Unix Programming - Ad-hoc Code Generation - Case Study: Generating HTML Code for a Tabular List
Let's suppose that we want to put a page of tabular data on a
Web page. We want the first few lines to look like Example9.6.
The thick-as-a-plank way to handle this would be to hand-write
HTML table code for the desired appearance. Then, each time we want
to add a name, we'd have to hand-write another set of
<tr> and <td> tags for
the entry. This would get very tedious very quickly. But what's
worse, changing the format of the list would require hand-hacking
every entry.
The superficially clever way to handle this would be to make
this data a three-column relation in a database, then use some fancy
CGI[99] technique or a database-capable templating
engine like PHP to generate the page on the fly. But suppose we know
that the list will not change very often, don't want to run a database
server just to be able to display this list, and don't want to load
the server with unnecessary CGI traffic?
There's a better solution. We put the data in a tabular flat-file
format like Example9.7.
We could in a pinch have done without the explicit colon field
delimiters, using the pattern consisting of two or more spaces as a
delimiter, but the explicit delimiter protects us in case we press
spacebar twice while editing a field value and fail to notice
it.
We then write a script in shell, Perl, Python, or Tcl that massages
this file into an HTML table, and run that each time we add an entry.
The old-school Unix way would revolve around the following
nigh-unreadable sed(1) invocation
sed -e 's,^,<tr><td>,' -e 's,$,</td></tr>,' -e 's,:,</td><td>,g'
or this perhaps slightly more scrutable awk(1) program:
awk -F: '{printf("<tr><td>%s</td><td>%s</td><td>%s</td></tr>\n", \
$1, $2, $3)}'
(If either of these examples interests but mystifies, read the
documentation for
sed(1)
or
awk(1).
We explained in Chapter8 that the latter has largely fallen
out of use. The former is still an important Unix tool that we
haven't examined in detail because (a) Unix programmers already know
it, and (b) it's easy for non-Unix programmers to pick up from the
manual page once they grasp the basic ideas about pipelines and
redirection.)
A new-school solution might center on this Python code, or
on equivalent Perl:
for row in map(lambda x:x.rstrip().split(':'),sys.stdin.readlines()):
print "<tr><td>" + "</td><td>".join(row) + "</td></tr>"
These scripts took about five minutes each to write and debug,
certainly less time than would have been required to either hand-hack
the initial HTML or create and verify the database. The combination
of the table and this code will be much simpler to maintain than
either the under-engineered hand-hacked HTML or the over-engineered
database.
A further advantage of this way of solving the problem is that
the master file stays easy to search and modify with an ordinary text
editor.

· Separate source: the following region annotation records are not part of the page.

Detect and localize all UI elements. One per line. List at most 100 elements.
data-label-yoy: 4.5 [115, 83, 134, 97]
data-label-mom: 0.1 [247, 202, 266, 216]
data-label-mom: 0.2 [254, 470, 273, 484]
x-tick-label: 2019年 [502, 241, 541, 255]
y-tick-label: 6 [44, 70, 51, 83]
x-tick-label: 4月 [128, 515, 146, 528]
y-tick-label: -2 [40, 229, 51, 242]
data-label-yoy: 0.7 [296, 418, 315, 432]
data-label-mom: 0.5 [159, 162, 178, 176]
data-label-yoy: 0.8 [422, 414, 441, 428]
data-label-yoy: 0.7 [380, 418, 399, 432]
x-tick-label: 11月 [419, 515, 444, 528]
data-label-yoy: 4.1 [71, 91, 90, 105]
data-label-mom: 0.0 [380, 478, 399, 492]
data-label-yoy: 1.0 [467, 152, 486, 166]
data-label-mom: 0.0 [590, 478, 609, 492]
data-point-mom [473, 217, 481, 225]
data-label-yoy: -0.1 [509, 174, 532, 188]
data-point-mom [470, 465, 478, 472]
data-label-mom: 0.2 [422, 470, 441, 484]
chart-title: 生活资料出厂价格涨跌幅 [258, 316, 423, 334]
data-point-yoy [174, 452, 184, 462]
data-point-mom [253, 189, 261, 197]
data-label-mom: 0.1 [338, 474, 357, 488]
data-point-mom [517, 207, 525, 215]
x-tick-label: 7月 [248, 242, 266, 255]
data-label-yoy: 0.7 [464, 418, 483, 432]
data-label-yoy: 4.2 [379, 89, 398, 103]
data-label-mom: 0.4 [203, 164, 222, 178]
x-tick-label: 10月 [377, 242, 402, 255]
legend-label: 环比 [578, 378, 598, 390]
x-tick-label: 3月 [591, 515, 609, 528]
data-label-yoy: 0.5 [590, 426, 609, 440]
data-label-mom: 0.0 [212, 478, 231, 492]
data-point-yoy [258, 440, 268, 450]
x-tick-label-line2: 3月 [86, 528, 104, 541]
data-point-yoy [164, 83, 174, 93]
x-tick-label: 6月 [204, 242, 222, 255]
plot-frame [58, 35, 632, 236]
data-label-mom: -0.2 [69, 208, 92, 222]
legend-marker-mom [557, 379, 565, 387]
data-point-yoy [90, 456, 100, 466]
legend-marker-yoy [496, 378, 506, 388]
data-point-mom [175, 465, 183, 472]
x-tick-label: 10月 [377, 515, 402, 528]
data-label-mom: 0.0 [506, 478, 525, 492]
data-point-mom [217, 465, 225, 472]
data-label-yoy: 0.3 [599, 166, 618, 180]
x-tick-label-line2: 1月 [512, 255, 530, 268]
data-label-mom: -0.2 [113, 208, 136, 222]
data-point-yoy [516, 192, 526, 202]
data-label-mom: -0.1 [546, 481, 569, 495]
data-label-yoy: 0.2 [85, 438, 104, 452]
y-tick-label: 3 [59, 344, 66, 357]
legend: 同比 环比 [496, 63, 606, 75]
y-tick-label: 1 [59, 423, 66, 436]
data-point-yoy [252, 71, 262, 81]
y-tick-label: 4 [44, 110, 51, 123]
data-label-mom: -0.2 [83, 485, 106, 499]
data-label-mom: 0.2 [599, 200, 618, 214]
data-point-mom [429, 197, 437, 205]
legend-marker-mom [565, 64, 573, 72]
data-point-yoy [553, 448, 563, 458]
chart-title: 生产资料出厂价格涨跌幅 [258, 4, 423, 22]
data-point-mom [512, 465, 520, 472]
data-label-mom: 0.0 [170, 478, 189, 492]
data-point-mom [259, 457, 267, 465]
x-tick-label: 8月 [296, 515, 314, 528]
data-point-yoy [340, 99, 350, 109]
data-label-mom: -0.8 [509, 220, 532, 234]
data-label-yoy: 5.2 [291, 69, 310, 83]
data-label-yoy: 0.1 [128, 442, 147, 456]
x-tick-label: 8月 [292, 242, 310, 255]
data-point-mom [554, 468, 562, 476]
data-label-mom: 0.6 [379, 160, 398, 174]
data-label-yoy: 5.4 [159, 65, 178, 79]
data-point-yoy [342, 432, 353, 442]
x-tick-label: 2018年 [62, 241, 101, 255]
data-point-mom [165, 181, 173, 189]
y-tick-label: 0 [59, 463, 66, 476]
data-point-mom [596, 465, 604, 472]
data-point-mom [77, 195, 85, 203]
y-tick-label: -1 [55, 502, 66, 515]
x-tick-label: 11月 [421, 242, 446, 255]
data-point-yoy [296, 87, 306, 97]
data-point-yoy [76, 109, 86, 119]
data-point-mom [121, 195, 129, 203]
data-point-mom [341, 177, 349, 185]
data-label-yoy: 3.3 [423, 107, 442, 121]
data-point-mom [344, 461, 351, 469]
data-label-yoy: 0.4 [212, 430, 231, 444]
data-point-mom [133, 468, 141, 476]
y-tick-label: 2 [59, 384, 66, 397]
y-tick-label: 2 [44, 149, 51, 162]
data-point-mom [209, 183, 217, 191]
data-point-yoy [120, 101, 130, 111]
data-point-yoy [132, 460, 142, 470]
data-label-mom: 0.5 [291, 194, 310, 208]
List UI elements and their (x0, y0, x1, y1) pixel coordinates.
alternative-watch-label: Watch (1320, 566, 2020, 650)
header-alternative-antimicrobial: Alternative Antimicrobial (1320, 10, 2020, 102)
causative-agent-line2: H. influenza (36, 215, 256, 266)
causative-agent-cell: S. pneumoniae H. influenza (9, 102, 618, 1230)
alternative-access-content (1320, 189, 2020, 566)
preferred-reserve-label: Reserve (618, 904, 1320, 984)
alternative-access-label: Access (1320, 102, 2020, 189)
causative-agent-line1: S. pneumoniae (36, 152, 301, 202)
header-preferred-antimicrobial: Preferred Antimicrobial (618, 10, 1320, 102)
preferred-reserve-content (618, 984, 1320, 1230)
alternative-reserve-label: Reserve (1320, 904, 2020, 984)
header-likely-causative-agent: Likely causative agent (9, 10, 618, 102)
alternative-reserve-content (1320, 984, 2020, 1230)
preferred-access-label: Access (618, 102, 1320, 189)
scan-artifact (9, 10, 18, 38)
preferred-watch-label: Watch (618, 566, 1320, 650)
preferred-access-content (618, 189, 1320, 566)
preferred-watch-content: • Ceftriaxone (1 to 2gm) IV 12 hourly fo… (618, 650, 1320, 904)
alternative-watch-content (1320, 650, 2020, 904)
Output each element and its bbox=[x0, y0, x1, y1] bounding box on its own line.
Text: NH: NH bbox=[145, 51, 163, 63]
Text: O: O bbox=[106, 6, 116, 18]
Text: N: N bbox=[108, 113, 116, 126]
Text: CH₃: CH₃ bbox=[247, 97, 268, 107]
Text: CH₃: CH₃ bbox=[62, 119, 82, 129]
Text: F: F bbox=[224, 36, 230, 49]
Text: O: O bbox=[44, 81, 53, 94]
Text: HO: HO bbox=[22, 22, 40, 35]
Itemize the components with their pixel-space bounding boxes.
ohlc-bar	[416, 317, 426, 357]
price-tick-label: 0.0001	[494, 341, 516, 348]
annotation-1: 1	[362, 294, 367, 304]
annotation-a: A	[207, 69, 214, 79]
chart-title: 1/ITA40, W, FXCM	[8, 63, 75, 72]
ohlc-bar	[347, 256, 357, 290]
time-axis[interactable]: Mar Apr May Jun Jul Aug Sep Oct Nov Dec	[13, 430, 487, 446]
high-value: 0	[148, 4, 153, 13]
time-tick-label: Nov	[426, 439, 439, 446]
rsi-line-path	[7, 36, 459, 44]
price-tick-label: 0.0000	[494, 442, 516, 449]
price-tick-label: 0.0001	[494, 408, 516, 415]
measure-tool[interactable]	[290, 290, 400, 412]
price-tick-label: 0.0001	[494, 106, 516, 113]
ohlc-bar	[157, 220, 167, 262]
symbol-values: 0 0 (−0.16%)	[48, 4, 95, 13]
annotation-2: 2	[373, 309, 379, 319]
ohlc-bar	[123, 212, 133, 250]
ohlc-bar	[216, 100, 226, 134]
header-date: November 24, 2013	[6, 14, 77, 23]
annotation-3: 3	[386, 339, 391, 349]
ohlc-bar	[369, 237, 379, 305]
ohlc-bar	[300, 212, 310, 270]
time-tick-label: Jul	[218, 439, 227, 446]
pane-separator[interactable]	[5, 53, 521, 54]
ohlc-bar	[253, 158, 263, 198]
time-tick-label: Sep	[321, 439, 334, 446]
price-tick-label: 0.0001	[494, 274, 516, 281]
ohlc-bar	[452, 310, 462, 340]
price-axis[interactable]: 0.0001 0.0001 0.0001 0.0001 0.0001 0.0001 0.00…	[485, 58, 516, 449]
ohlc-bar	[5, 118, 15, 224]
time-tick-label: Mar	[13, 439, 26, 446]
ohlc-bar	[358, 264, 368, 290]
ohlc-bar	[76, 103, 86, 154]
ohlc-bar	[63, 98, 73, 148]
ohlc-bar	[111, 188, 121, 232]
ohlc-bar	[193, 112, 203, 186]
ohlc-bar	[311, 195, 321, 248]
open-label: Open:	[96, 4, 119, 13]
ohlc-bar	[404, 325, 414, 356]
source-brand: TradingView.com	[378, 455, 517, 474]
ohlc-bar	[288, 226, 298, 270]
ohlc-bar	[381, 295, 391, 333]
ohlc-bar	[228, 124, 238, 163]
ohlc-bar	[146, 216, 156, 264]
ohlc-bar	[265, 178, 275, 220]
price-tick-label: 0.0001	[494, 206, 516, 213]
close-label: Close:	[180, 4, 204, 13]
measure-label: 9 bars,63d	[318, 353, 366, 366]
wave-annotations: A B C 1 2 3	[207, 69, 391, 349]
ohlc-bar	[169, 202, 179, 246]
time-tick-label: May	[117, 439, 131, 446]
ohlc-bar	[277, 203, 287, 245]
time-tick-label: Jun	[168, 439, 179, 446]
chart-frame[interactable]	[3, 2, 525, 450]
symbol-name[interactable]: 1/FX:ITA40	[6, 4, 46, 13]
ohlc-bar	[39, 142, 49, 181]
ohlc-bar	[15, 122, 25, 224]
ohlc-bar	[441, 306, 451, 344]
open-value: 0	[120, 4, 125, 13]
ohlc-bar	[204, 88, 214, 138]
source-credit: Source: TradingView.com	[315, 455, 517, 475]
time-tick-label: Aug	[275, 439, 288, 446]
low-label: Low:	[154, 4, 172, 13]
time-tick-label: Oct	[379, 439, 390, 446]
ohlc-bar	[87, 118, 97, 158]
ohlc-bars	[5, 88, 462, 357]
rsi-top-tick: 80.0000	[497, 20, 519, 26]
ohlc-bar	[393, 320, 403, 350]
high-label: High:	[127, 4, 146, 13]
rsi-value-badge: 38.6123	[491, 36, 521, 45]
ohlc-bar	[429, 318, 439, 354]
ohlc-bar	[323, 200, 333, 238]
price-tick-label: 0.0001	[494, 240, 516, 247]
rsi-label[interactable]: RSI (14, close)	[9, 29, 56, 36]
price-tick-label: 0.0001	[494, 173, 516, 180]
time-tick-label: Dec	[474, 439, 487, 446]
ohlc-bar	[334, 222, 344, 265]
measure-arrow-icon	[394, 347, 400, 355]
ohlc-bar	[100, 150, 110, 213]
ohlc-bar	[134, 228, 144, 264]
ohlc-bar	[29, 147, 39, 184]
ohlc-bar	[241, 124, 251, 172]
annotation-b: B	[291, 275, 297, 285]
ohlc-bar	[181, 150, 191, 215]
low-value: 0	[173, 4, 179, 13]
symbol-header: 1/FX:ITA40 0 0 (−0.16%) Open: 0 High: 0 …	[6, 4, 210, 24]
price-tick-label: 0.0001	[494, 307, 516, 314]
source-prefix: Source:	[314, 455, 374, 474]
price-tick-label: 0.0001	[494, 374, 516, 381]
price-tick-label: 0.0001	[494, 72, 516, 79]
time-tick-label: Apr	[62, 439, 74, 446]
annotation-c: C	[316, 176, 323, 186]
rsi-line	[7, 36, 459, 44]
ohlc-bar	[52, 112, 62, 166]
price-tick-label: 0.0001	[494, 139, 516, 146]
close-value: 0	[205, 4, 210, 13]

Another is that we can experiment with different
table-to-HTML transformations by tweaking the generator script, or
easily make a subset of the report by putting a
grep(1)
filter before it.
I actually use this technique to maintain the Web page that
lists
fetchmail
test sites; the example above is science-fictional only because
publishing the real data would reveal account usernames and
passwords.
This was a somewhat less trivial example than the previous
one. What we've actually designed here is a separation between content
and formatting, with the generator script acting as a stylesheet.
(This is yet another mechanism-vs.-policy separation.)
The lesson in all these cases is the same. Do as little work
as possible. Let the data shape the code. Lean on your tools.
Separate mechanism from policy. Expert Unix programmers learn to see
possibilities like these quickly and automatically. Constructive
laziness is one of the cardinal virtues of the master programmer.